The mainliners looked down on us, and said “the media says we can’t win so why fight.” A self-fulfilling prophecy, because you lose 100% of the battles you don’t fight.

Unfortunately, these mainline Republicans failed to see the writing on the wall before it was too late. Pondering the lint in their navels about Cruz’s tone and lack of dimples. So Rubio stayed in the race at least two weeks longer than he should have, which handed Trump the delegate lead ever since. Furthermore, John Kasich remains in the race to this day for reasons only Allah knows. But what these two did do is stop Trump from ever facing a true challenge from a co-equal revolutionary before the voters.

Thankfully, mainline Republicans have one more chance.

While Trump still faces an uphill climb to 1,237, if Cruz doesn’t win Indiana (or at least split the delegates there) the perception will be that it’s over. Though there are still several states remaining that favor Cruz, that perception will be difficult to overcome. Therefore, Indiana becomes the new Wisconsin. And how did Cruz wallop Trump in Wisconsin? Mainline Republicans like Scott Walker got off the bench and got into the game, which expanded Cruz’s base of committed grassroots supporters.

And now in Indiana those same mainline Republicans will determine in the next week if they’d like to suffer the wrath of the Trump Cult now, or the wrath of the voters later in November. Because this presidential election is going to be determined between the Indiana primary and the convention. If Trump comes out of Cleveland the nominee, the GOP will lose and lose big in November for reasons I will explain in another column for another day.

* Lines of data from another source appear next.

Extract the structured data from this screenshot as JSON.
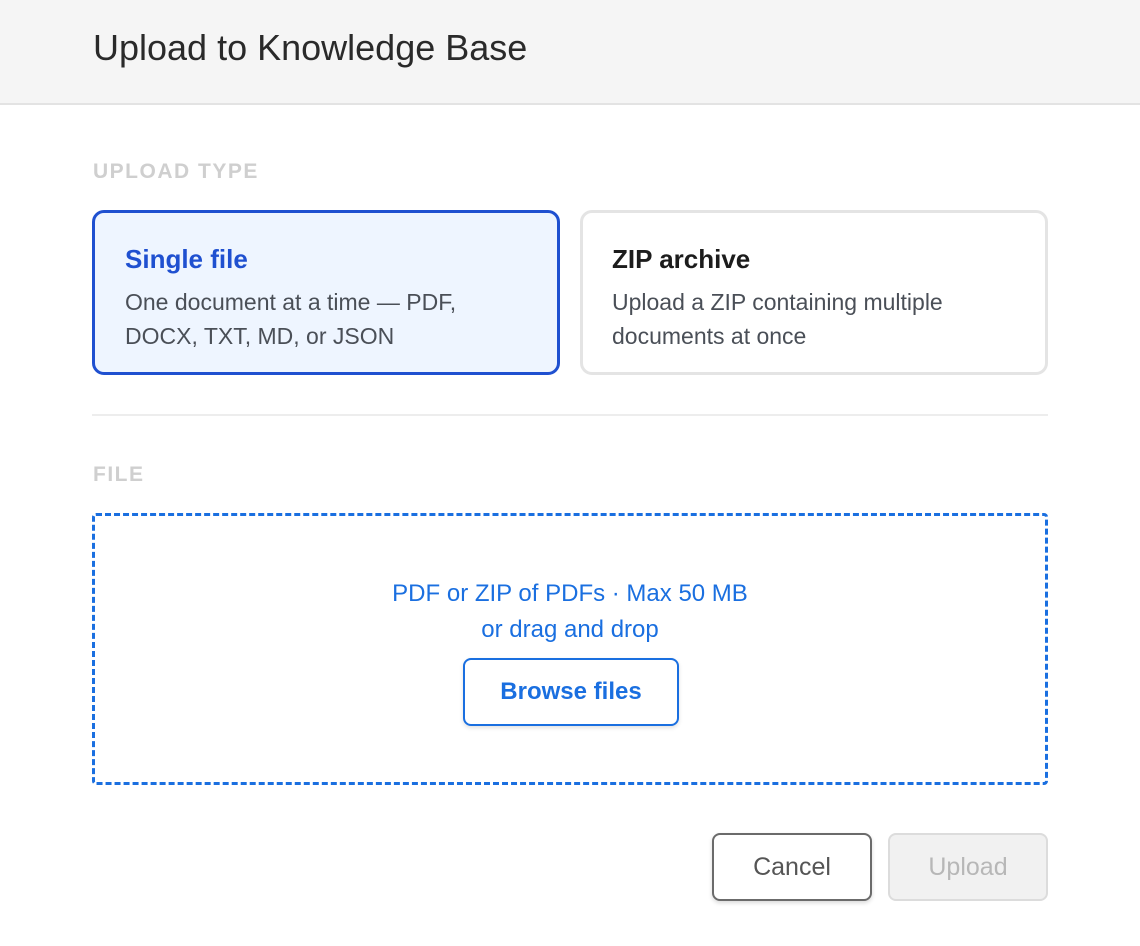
{
  "dialog": {
    "title": "Upload to Knowledge Base"
  },
  "upload_type": {
    "section_label": "UPLOAD TYPE",
    "selected": "single",
    "options": [
      {
        "id": "single",
        "title": "Single file",
        "description": "One document at a time — PDF, DOCX, TXT, MD, or JSON"
      },
      {
        "id": "zip",
        "title": "ZIP archive",
        "description": "Upload a ZIP containing multiple documents at once"
      }
    ]
  },
  "file": {
    "section_label": "FILE",
    "hint": "PDF or ZIP of PDFs · Max 50 MB",
    "drag_text": "or drag and drop",
    "browse_label": "Browse files"
  },
  "actions": {
    "cancel_label": "Cancel",
    "upload_label": "Upload",
    "upload_disabled": true
  },
  "colors": {
    "accent": "#1f50d0",
    "link_blue": "#1a6fe0",
    "selected_bg": "#eef5ff",
    "header_bg": "#f5f5f5"
  }
}
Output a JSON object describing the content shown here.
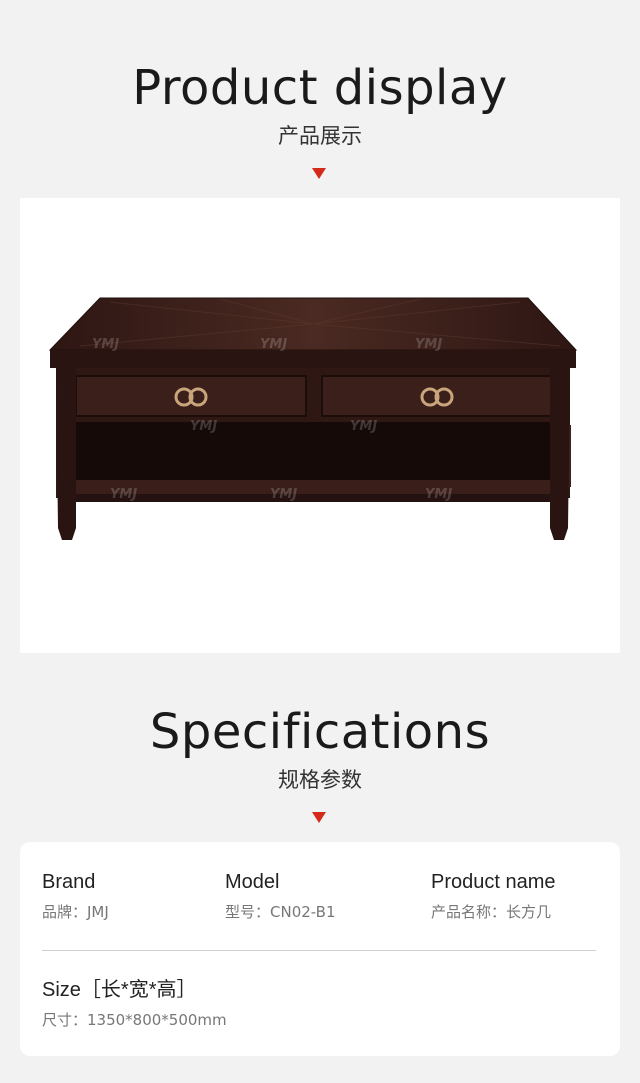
{
  "display": {
    "title": "Product display",
    "subtitle": "产品展示"
  },
  "product": {
    "image": "dark walnut rectangular coffee table with two drawers and lower shelf",
    "watermark": "YMJ"
  },
  "specs": {
    "title": "Specifications",
    "subtitle": "规格参数",
    "brand_label": "Brand",
    "brand_value": "品牌：JMJ",
    "model_label": "Model",
    "model_value": "型号：CN02-B1",
    "name_label": "Product name",
    "name_value": "产品名称：长方几",
    "size_label": "Size［长*宽*高］",
    "size_value": "尺寸：1350*800*500mm"
  },
  "colors": {
    "accent": "#d42a1c",
    "background": "#f2f2f2",
    "wood": "#3b1f1a"
  },
  "icons": [
    "down-arrow-icon",
    "down-arrow-icon"
  ]
}
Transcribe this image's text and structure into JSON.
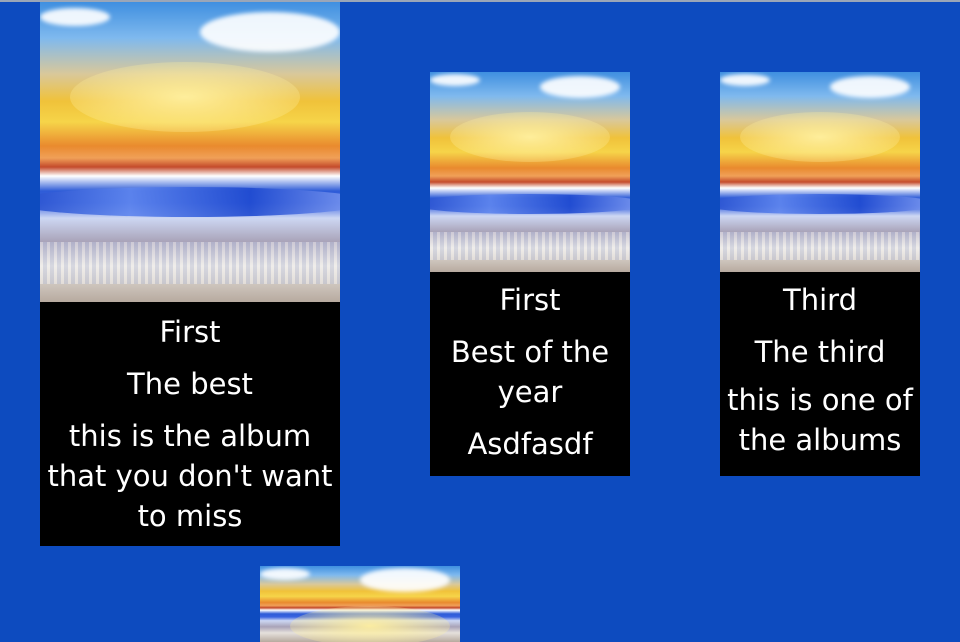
{
  "albums": [
    {
      "title": "First",
      "subtitle": "The best",
      "description": "this is the album that you don't want to miss"
    },
    {
      "title": "First",
      "subtitle": "Best of the year",
      "description": "Asdfasdf"
    },
    {
      "title": "Third",
      "subtitle": "The third",
      "description": "this is one of the albums"
    },
    {
      "title": "",
      "subtitle": "",
      "description": ""
    }
  ]
}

Here’s the bottom line — the Republican Party has about 75 days to decide if it wants to continue to exist or not.

https://www.conservativereview.com/...ave-75-days-left-to-live#sthash.lTqprWUt.dpuf
 
I think he is misreading the Trump followers. He is misreading Trump.

I disagree, Mike. He's reading Trump and his sycophant, cult-followers perfectly. May God help the voters of Indiana to get it right this Tuesday and vote for Ted Cruz. Our nation's future hangs in the balance.
 
Will Cruz help our nation or is it just wishful thinking?